Wie nehmen Sie heute politische Risiken in den Zielländern wahr?
Sommer: Es ist ganz klar feststellbar, dass sich die Gesundheitssituation dort verschärft hat, wo die Politik nicht adäquat gehandelt hat. Das hat wiederum Auswirkungen auf die Wirtschaft und insbesondere wie erwähnt auf die Ärmsten der Gesellschaft. Das heißt, ein adäquates politisches Handeln – fehlerlos ist dabei niemand auf der Welt – führt schlicht und einfach dazu, dass die Krise schneller in den Griff zu bekommen ist. Wir beobachten die Entwicklung in den Zielländern sehr genau, wollen breit aufgestellt sein und eine Branchendiversifikation umsetzen, um Klumpenrisiken zu vermeiden. Im Kern hat die Krise aber bestätigt, dass wir auf dem richtigen Weg sind.

Die Coronakrise hat die Bewegung zu Nachhaltigkeit weiter verstärkt. Was bedeutet das für den Mikrofinanzsektor?

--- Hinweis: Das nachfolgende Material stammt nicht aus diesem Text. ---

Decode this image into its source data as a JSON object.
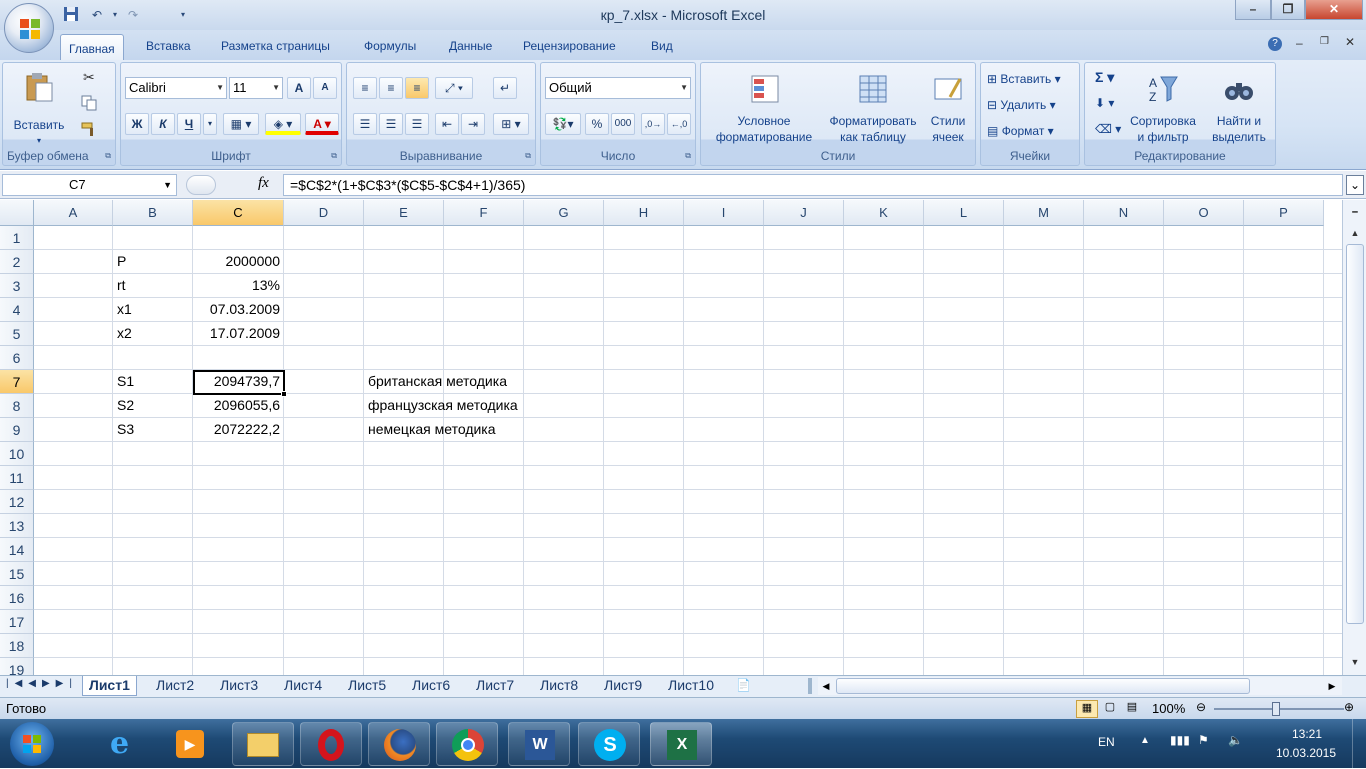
{
  "window": {
    "title": "кр_7.xlsx - Microsoft Excel"
  },
  "tabs": [
    "Главная",
    "Вставка",
    "Разметка страницы",
    "Формулы",
    "Данные",
    "Рецензирование",
    "Вид"
  ],
  "ribbon": {
    "clipboard": {
      "paste": "Вставить",
      "label": "Буфер обмена"
    },
    "font": {
      "name": "Calibri",
      "size": "11",
      "bold": "Ж",
      "italic": "К",
      "underline": "Ч",
      "grow": "A",
      "shrink": "A",
      "label": "Шрифт"
    },
    "alignment": {
      "label": "Выравнивание"
    },
    "number": {
      "format": "Общий",
      "percent": "%",
      "thousands": "000",
      "label": "Число"
    },
    "styles": {
      "conditional_line1": "Условное",
      "conditional_line2": "форматирование",
      "table_line1": "Форматировать",
      "table_line2": "как таблицу",
      "cell_line1": "Стили",
      "cell_line2": "ячеек",
      "label": "Стили"
    },
    "cells": {
      "insert": "Вставить",
      "delete": "Удалить",
      "format": "Формат",
      "label": "Ячейки"
    },
    "editing": {
      "sum": "Σ",
      "sort_line1": "Сортировка",
      "sort_line2": "и фильтр",
      "find_line1": "Найти и",
      "find_line2": "выделить",
      "label": "Редактирование"
    }
  },
  "formula_bar": {
    "name_box": "C7",
    "fx": "fx",
    "formula": "=$C$2*(1+$C$3*($C$5-$C$4+1)/365)"
  },
  "columns": [
    "A",
    "B",
    "C",
    "D",
    "E",
    "F",
    "G",
    "H",
    "I",
    "J",
    "K",
    "L",
    "M",
    "N",
    "O",
    "P"
  ],
  "rows": [
    "1",
    "2",
    "3",
    "4",
    "5",
    "6",
    "7",
    "8",
    "9",
    "10",
    "11",
    "12",
    "13",
    "14",
    "15",
    "16",
    "17",
    "18",
    "19"
  ],
  "cells": {
    "B2": "P",
    "C2": "2000000",
    "B3": "rt",
    "C3": "13%",
    "B4": "x1",
    "C4": "07.03.2009",
    "B5": "x2",
    "C5": "17.07.2009",
    "B7": "S1",
    "C7": "2094739,7",
    "E7": "британская методика",
    "B8": "S2",
    "C8": "2096055,6",
    "E8": "французская методика",
    "B9": "S3",
    "C9": "2072222,2",
    "E9": "немецкая методика"
  },
  "sheets": [
    "Лист1",
    "Лист2",
    "Лист3",
    "Лист4",
    "Лист5",
    "Лист6",
    "Лист7",
    "Лист8",
    "Лист9",
    "Лист10"
  ],
  "status": {
    "ready": "Готово",
    "zoom": "100%"
  },
  "taskbar": {
    "lang": "EN",
    "time": "13:21",
    "date": "10.03.2015"
  },
  "colors": {
    "accent": "#15428b",
    "selection": "#f9c86a"
  }
}
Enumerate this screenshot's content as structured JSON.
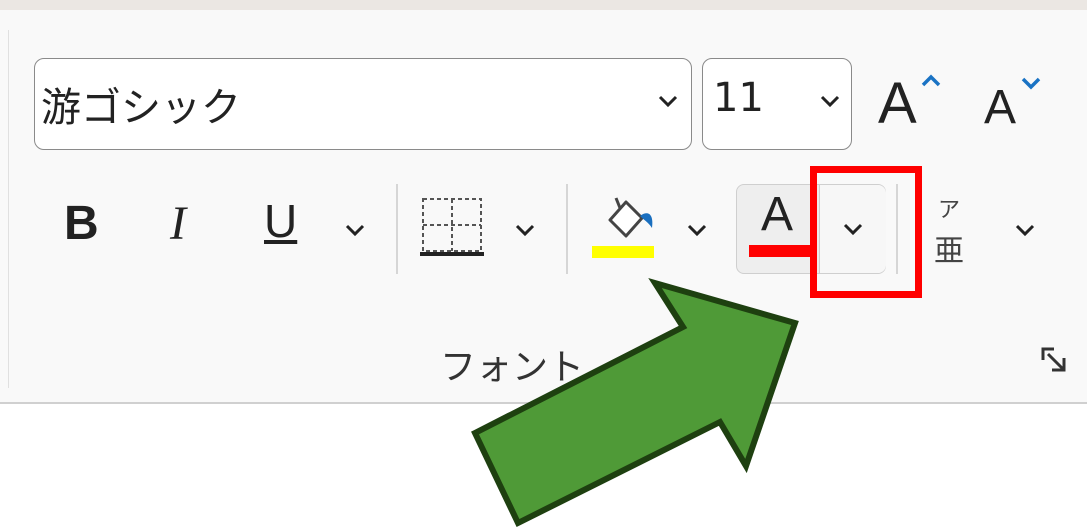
{
  "font_group": {
    "font_name": {
      "value": "游ゴシック"
    },
    "font_size": {
      "value": "11"
    },
    "grow_font": {
      "glyph": "A"
    },
    "shrink_font": {
      "glyph": "A"
    },
    "bold": {
      "glyph": "B"
    },
    "italic": {
      "glyph": "I"
    },
    "underline": {
      "glyph": "U"
    },
    "font_color": {
      "glyph": "A",
      "color": "#ff0000"
    },
    "fill_color": {
      "color": "#ffff00"
    },
    "phonetic_guide": {
      "top": "ア",
      "bottom": "亜"
    },
    "group_label": "フォント"
  },
  "annotations": {
    "highlight_color": "#ff0000",
    "arrow_fill": "#4f9a37",
    "arrow_stroke": "#1e4010"
  },
  "icons": [
    "chevron-down-icon",
    "borders-icon",
    "fill-bucket-icon",
    "dialog-launcher-icon"
  ]
}
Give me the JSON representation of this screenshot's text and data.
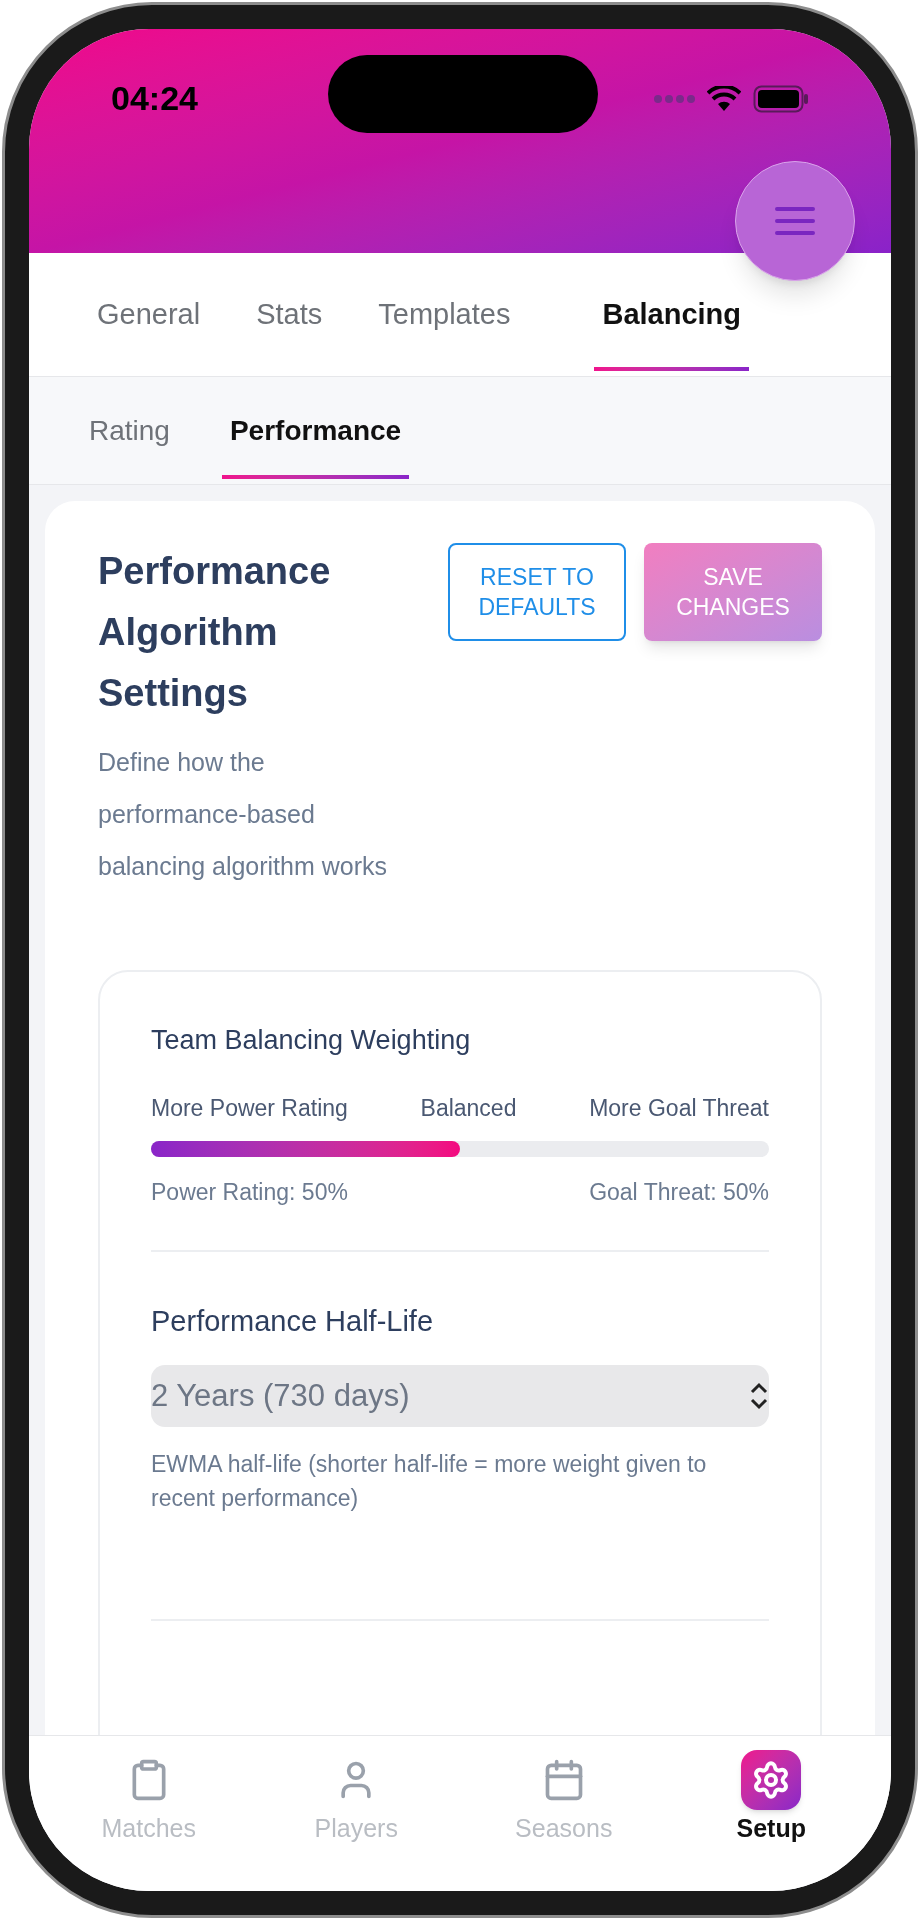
{
  "status_bar": {
    "time": "04:24"
  },
  "tabs": [
    {
      "label": "General",
      "selected": false
    },
    {
      "label": "Stats",
      "selected": false
    },
    {
      "label": "Templates",
      "selected": false
    },
    {
      "label": "Balancing",
      "selected": true
    }
  ],
  "subtabs": [
    {
      "label": "Rating",
      "selected": false
    },
    {
      "label": "Performance",
      "selected": true
    }
  ],
  "panel": {
    "title": "Performance Algorithm Settings",
    "description": "Define how the performance-based balancing algorithm works",
    "buttons": [
      {
        "kind": "outline",
        "label": "RESET TO DEFAULTS"
      },
      {
        "kind": "primary",
        "label": "SAVE CHANGES"
      }
    ]
  },
  "weighting": {
    "title": "Team Balancing Weighting",
    "scale_labels": [
      "More Power Rating",
      "Balanced",
      "More Goal Threat"
    ],
    "level": 0.5,
    "readings": [
      "Power Rating: 50%",
      "Goal Threat: 50%"
    ]
  },
  "half_life": {
    "title": "Performance Half-Life",
    "value": "2 Years (730 days)",
    "help": "EWMA half-life (shorter half-life = more weight given to recent performance)"
  },
  "bottom_nav": [
    {
      "kind": "matches",
      "label": "Matches",
      "selected": false
    },
    {
      "kind": "players",
      "label": "Players",
      "selected": false
    },
    {
      "kind": "seasons",
      "label": "Seasons",
      "selected": false
    },
    {
      "kind": "setup",
      "label": "Setup",
      "selected": true
    }
  ]
}
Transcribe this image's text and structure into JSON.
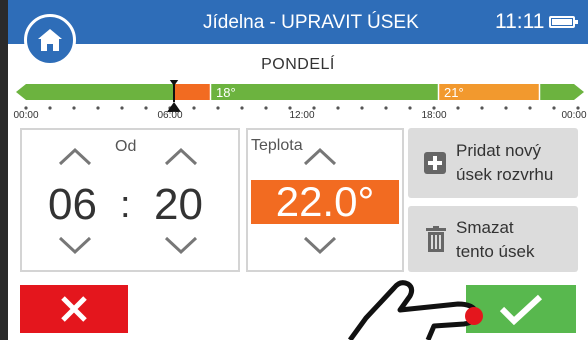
{
  "header": {
    "title": "Jídelna - UPRAVIT ÚSEK",
    "time": "11:11"
  },
  "day": "PONDELÍ",
  "timeline": {
    "segments": [
      {
        "label": "",
        "color": "#6cb33f"
      },
      {
        "label": "",
        "color": "#f26b21"
      },
      {
        "label": "18°",
        "color": "#6cb33f"
      },
      {
        "label": "21°",
        "color": "#f2992e"
      },
      {
        "label": "",
        "color": "#6cb33f"
      }
    ],
    "ticks": [
      "00:00",
      "06:00",
      "12:00",
      "18:00",
      "00:00"
    ],
    "marker": "06:20"
  },
  "od": {
    "label": "Od",
    "hours": "06",
    "separator": ":",
    "minutes": "20"
  },
  "temperature": {
    "label": "Teplota",
    "value": "22.0°"
  },
  "buttons": {
    "add_line1": "Pridat nový",
    "add_line2": "úsek rozvrhu",
    "delete_line1": "Smazat",
    "delete_line2": "tento úsek"
  },
  "colors": {
    "header": "#2e6db8",
    "accent": "#f26b21",
    "green": "#6cb33f",
    "cancel": "#e4161d",
    "confirm": "#58b84e"
  }
}
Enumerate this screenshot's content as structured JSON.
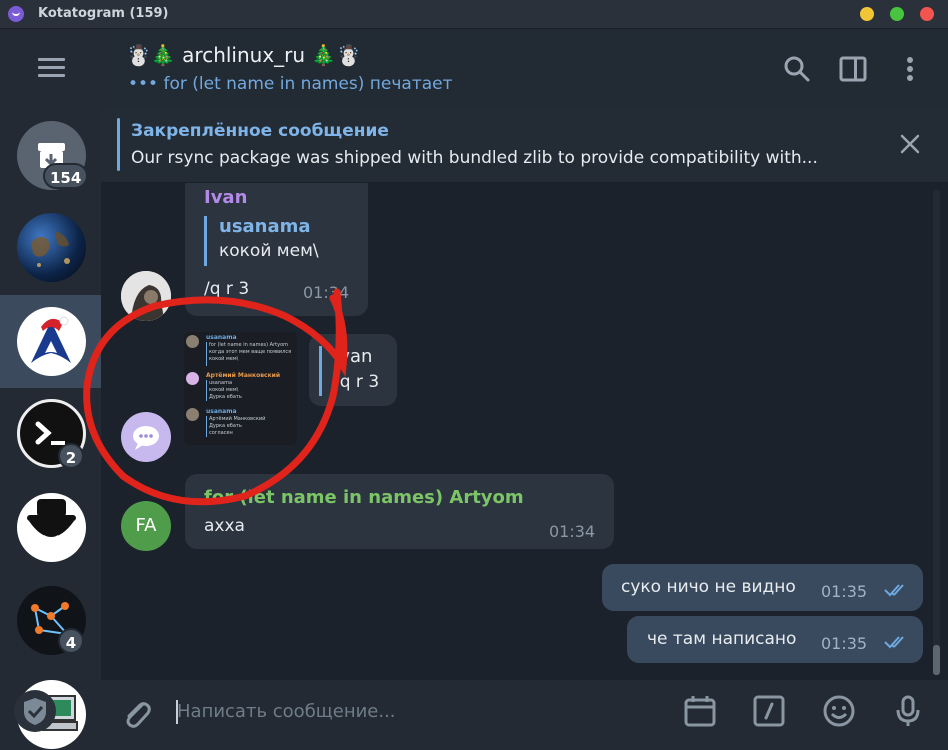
{
  "window": {
    "title": "Kotatogram (159)",
    "controls": {
      "minimize_color": "#f2c536",
      "maximize_color": "#47c53e",
      "close_color": "#f2544f"
    }
  },
  "sidebar": {
    "chats": [
      {
        "name": "archive",
        "badge": "154"
      },
      {
        "name": "earth-channel",
        "badge": ""
      },
      {
        "name": "archlinux_ru",
        "badge": "",
        "selected": true
      },
      {
        "name": "terminal-chat",
        "badge": "2"
      },
      {
        "name": "spy-chat",
        "badge": ""
      },
      {
        "name": "graph-chat",
        "badge": "4"
      },
      {
        "name": "computer-chat",
        "badge": ""
      }
    ]
  },
  "header": {
    "title": "☃️🎄 archlinux_ru 🎄☃️",
    "typing_dots": "•••",
    "typing_text": "for (let name in names) печатает",
    "icons": [
      "search-icon",
      "sidebar-toggle-icon",
      "more-vertical-icon"
    ]
  },
  "pinned": {
    "title": "Закреплённое сообщение",
    "text": "Our rsync package was shipped with bundled zlib to provide compatibility with..."
  },
  "messages": {
    "m1": {
      "sender": "Ivan",
      "quote_author": "usanama",
      "quote_text": "кокой мем\\",
      "text": "/q r 3",
      "time": "01:34",
      "sender_color": "#b48ae8"
    },
    "m2": {
      "reply_author": "Ivan",
      "reply_text": "/q r 3",
      "sticker": {
        "l1_name": "usanama",
        "l1_quote": "for (let name in names) Artyom",
        "l1_text1": "когда этот мем ваще появился",
        "l1_text2": "кокой мем\\",
        "l2_name": "Артёмий Манковский",
        "l2_quote": "usanama",
        "l2_text1": "кокой мем\\",
        "l2_text2": "Дурка ебать",
        "l3_name": "usanama",
        "l3_quote": "Артёмий Манковский",
        "l3_text1": "Дурка ебать",
        "l3_text2": "согласен"
      }
    },
    "m3": {
      "avatar_initials": "FA",
      "sender": "for (let name in names) Artyom",
      "text": "ахха",
      "time": "01:34",
      "sender_color": "#7cc567",
      "avatar_color": "#4f9d4a"
    },
    "m4": {
      "text": "суко ничо не видно",
      "time": "01:35"
    },
    "m5": {
      "text": "че там написано",
      "time": "01:35"
    }
  },
  "composer": {
    "placeholder": "Написать сообщение...",
    "icons": [
      "attach-icon",
      "schedule-icon",
      "bot-command-icon",
      "emoji-icon",
      "microphone-icon"
    ]
  },
  "annotation": {
    "circle_color": "#e0241b"
  }
}
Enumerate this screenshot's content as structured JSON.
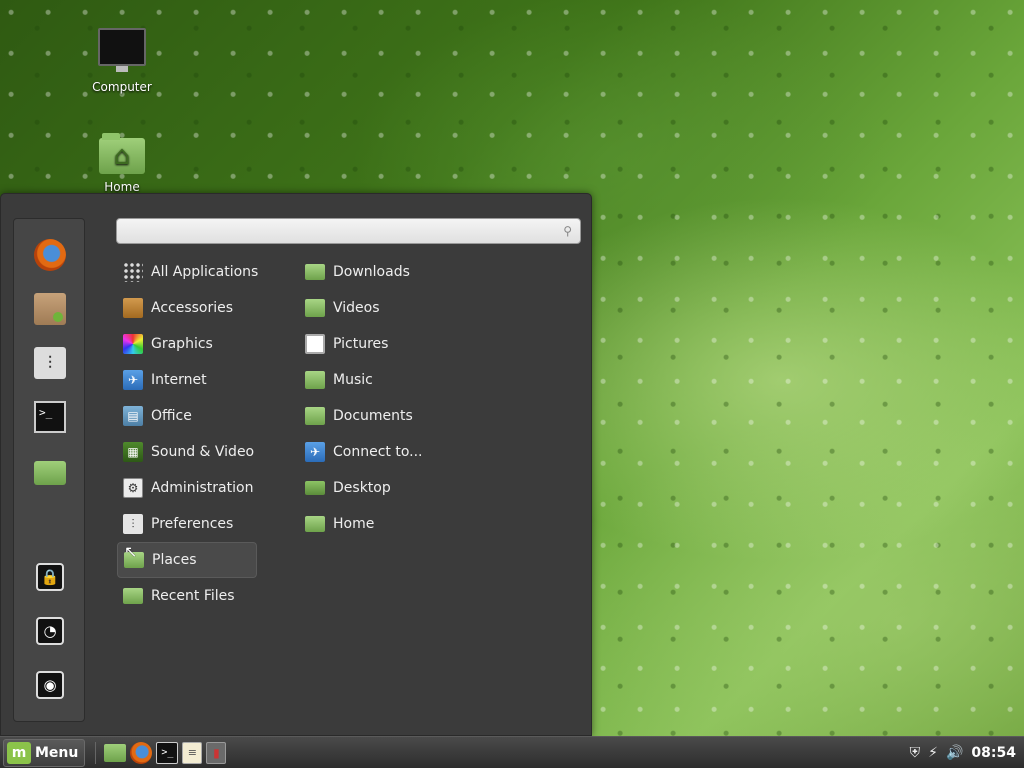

Sommer: Nachhaltigkeit gewinnt überall und irreversibel an Bedeutung, auch im Bereich Entwicklungsfinanzierung. Wir müssen in diesem Umfeld verstärkt darauf schauen, dass unsere Kunden ihre Geschäftsmodelle nicht mit heißer Nadel stricken. Denn auch finanzielle Nachhaltigkeit gehört zur Nachhaltigkeit als Ganzes – nicht maximaler Profit, sondern eine schwarze Null, damit die Bevölkerungsschichten, die es brauchen, auch bedient werden können. Mikrofinanz, ja der ganze Social-Impact-Sektor, bekommt durch die EU-Taxonomie noch einmal neues Gewicht. Das finde ich gut, weil es vor allen Dingen noch einmal deutlich und transparent macht, was unser Auftrag ist. Der Mikrofinanzbereich wird in Zukunft seine Bedeutung behalten. Die Märkte werden sich weiterentwickeln – finanzielle Inklusion wird aber notwendig bleiben.